Tomorrow, Torven would win. Within a month, the first executions would begin. They would be broadcast live across the planetary networks. This served as a warning to anyone who might consider taking a loaf of bread to feed their family. Within a year, the definition of “theft” would expand to include possession of banned books. It would also include unauthorized gatherings and criticism of the government.

And it would all be legal, constitutional, democratically mandated by the will of the people.

Her personal communicator buzzed with an encrypted message from her former chief of staff. He had resigned in protest when the coalition was announced. “The ships are still leaving for the Centauri colonies. There’s room on the next transport. Please, Zara. Before it’s too late.”

She looked out at Liberation Square, where Torven’s rally was now in full swing. Even through the soundproof glass, she could feel the vibration of twenty thousand voices chanting for blood.

A bullet to the head, and thieves stay dead.

But who, she wondered, would decide who the thieves were?

The second sun was setting now, and the crowd below looked like a vast organism, pulsing with collective rage. Tomorrow they would vote, and she would win everything she’d thought she wanted.

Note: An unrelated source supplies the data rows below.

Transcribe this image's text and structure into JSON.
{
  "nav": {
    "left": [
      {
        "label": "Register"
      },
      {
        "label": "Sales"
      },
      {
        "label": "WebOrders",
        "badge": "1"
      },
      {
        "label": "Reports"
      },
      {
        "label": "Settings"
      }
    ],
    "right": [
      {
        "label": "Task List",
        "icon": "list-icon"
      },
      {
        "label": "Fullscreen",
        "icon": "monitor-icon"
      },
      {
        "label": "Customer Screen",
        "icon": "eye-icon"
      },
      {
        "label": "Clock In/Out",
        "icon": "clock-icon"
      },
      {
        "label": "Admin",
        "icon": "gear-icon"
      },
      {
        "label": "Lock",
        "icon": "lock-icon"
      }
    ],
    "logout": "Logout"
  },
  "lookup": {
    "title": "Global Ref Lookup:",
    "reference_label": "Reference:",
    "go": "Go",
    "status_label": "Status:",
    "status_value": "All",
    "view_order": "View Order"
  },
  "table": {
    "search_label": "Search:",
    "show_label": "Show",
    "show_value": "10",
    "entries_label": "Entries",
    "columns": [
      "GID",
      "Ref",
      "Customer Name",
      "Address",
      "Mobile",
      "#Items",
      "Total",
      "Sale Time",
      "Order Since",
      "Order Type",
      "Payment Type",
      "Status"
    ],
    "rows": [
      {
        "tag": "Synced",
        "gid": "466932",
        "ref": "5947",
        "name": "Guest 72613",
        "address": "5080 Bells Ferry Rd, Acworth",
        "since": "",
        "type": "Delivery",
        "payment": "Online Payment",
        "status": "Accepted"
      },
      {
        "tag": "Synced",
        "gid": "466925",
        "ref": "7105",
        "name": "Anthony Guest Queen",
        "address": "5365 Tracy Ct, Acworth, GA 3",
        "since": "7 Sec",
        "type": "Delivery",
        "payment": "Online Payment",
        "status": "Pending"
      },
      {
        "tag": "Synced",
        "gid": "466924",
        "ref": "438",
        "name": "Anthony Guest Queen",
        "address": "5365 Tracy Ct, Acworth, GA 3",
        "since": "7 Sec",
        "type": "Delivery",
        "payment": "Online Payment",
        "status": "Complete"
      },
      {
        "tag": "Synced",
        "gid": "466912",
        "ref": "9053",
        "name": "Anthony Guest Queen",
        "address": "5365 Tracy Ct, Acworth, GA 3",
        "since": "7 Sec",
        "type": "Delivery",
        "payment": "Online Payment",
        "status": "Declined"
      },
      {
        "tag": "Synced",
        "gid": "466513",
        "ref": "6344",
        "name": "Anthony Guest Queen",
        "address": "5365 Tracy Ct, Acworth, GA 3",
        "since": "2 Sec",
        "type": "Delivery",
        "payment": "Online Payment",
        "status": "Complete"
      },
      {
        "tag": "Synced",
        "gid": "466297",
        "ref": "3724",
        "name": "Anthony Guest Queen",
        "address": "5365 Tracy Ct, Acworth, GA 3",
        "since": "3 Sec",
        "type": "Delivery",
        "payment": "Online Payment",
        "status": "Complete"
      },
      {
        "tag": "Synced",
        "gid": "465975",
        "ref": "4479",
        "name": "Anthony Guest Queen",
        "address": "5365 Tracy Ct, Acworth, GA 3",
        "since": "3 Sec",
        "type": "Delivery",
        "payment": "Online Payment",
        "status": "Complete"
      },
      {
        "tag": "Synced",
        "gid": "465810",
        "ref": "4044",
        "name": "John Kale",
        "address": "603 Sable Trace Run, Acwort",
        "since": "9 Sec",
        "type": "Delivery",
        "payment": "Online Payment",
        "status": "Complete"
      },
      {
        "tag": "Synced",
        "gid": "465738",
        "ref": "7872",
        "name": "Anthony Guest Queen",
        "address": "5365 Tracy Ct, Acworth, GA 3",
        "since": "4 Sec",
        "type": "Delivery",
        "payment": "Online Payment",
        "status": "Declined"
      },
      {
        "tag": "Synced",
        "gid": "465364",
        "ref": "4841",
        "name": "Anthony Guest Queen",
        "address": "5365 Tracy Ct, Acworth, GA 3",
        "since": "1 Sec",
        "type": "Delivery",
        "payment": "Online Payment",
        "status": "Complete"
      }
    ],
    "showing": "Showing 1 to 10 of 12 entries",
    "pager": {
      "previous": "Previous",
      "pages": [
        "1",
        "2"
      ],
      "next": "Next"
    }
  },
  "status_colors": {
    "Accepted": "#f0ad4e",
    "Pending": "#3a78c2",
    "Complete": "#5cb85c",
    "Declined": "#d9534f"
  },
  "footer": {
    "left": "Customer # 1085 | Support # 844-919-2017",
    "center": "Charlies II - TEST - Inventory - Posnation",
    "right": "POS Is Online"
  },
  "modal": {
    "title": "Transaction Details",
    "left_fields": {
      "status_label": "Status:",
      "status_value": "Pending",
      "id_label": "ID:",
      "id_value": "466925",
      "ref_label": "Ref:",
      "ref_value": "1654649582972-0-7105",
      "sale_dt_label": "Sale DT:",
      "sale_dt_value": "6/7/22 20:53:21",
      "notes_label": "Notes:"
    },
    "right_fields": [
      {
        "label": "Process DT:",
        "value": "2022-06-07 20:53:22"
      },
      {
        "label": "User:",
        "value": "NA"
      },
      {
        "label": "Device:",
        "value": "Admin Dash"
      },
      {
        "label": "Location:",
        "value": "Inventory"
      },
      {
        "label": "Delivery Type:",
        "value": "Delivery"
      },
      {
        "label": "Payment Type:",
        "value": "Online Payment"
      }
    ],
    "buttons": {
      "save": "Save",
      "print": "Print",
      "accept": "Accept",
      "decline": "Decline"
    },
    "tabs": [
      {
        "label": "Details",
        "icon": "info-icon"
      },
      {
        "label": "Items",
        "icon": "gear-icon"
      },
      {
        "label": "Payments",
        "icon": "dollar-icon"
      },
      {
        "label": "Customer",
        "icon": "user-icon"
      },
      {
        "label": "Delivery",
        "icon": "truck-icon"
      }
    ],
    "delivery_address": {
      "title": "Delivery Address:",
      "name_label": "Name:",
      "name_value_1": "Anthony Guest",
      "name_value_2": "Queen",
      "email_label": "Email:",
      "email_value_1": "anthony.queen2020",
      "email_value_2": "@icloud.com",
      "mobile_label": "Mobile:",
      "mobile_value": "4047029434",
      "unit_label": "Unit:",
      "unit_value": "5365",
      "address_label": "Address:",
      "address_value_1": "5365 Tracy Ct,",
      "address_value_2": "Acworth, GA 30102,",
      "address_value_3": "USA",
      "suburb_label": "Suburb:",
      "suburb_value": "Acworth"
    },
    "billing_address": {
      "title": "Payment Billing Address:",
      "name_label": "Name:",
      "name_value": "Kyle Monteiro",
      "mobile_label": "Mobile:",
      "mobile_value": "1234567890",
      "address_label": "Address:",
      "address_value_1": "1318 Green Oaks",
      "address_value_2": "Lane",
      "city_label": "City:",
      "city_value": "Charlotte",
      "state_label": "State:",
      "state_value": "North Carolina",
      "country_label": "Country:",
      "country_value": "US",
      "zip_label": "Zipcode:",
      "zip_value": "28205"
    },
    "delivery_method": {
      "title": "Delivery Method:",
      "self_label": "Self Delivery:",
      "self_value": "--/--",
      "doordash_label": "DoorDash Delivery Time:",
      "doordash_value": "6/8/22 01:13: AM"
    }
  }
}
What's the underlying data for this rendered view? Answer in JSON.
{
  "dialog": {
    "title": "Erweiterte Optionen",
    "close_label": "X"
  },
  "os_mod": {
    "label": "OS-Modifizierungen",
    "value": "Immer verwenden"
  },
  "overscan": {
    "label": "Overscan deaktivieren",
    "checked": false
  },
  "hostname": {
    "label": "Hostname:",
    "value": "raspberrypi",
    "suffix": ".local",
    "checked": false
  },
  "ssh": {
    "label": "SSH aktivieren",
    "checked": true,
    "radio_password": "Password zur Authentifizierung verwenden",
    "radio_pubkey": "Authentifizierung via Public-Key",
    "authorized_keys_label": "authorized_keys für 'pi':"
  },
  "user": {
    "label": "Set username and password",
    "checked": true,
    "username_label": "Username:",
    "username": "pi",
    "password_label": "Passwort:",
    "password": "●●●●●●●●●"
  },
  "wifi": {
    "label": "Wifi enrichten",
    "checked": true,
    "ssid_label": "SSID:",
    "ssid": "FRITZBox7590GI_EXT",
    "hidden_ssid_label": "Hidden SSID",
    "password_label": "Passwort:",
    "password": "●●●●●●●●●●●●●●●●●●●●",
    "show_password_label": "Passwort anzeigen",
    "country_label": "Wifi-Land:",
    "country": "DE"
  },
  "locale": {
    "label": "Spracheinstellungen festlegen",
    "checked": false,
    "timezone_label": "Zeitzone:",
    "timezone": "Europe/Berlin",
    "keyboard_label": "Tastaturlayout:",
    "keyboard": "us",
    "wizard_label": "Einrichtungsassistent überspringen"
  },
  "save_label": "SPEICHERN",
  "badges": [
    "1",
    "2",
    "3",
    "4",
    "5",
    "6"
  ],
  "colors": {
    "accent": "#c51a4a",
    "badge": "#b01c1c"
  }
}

And in winning, she would lose everything that had ever mattered.

The final message on her holographic display was from Torven himself, sent to all coalition leadership: VICTORY CELEBRATION TOMORROW NIGHT. BRING YOUR APPETITES. THE FEAST IS ABOUT TO BEGIN.

Valdris closed her eyes. She tried to remember what her old mentor had told her about the road to hell. This was the mentor who’d taught her about the sacred responsibility of democratic governance.

Something about good intentions.

She looked down at the crowd baying for blood in the square below. At that moment, she realized her intentions hadn’t been good for a very long time.

They’d just been expedient.

And tomorrow, the votes would be counted. When Torven took power, she would learn the true cost of expedience. In a democracy, the people had voted to end democracy itself.

The third sun disappeared behind the mountains, leaving Kepler-442b in darkness.

The real darkness, she knew, hadn’t even begun.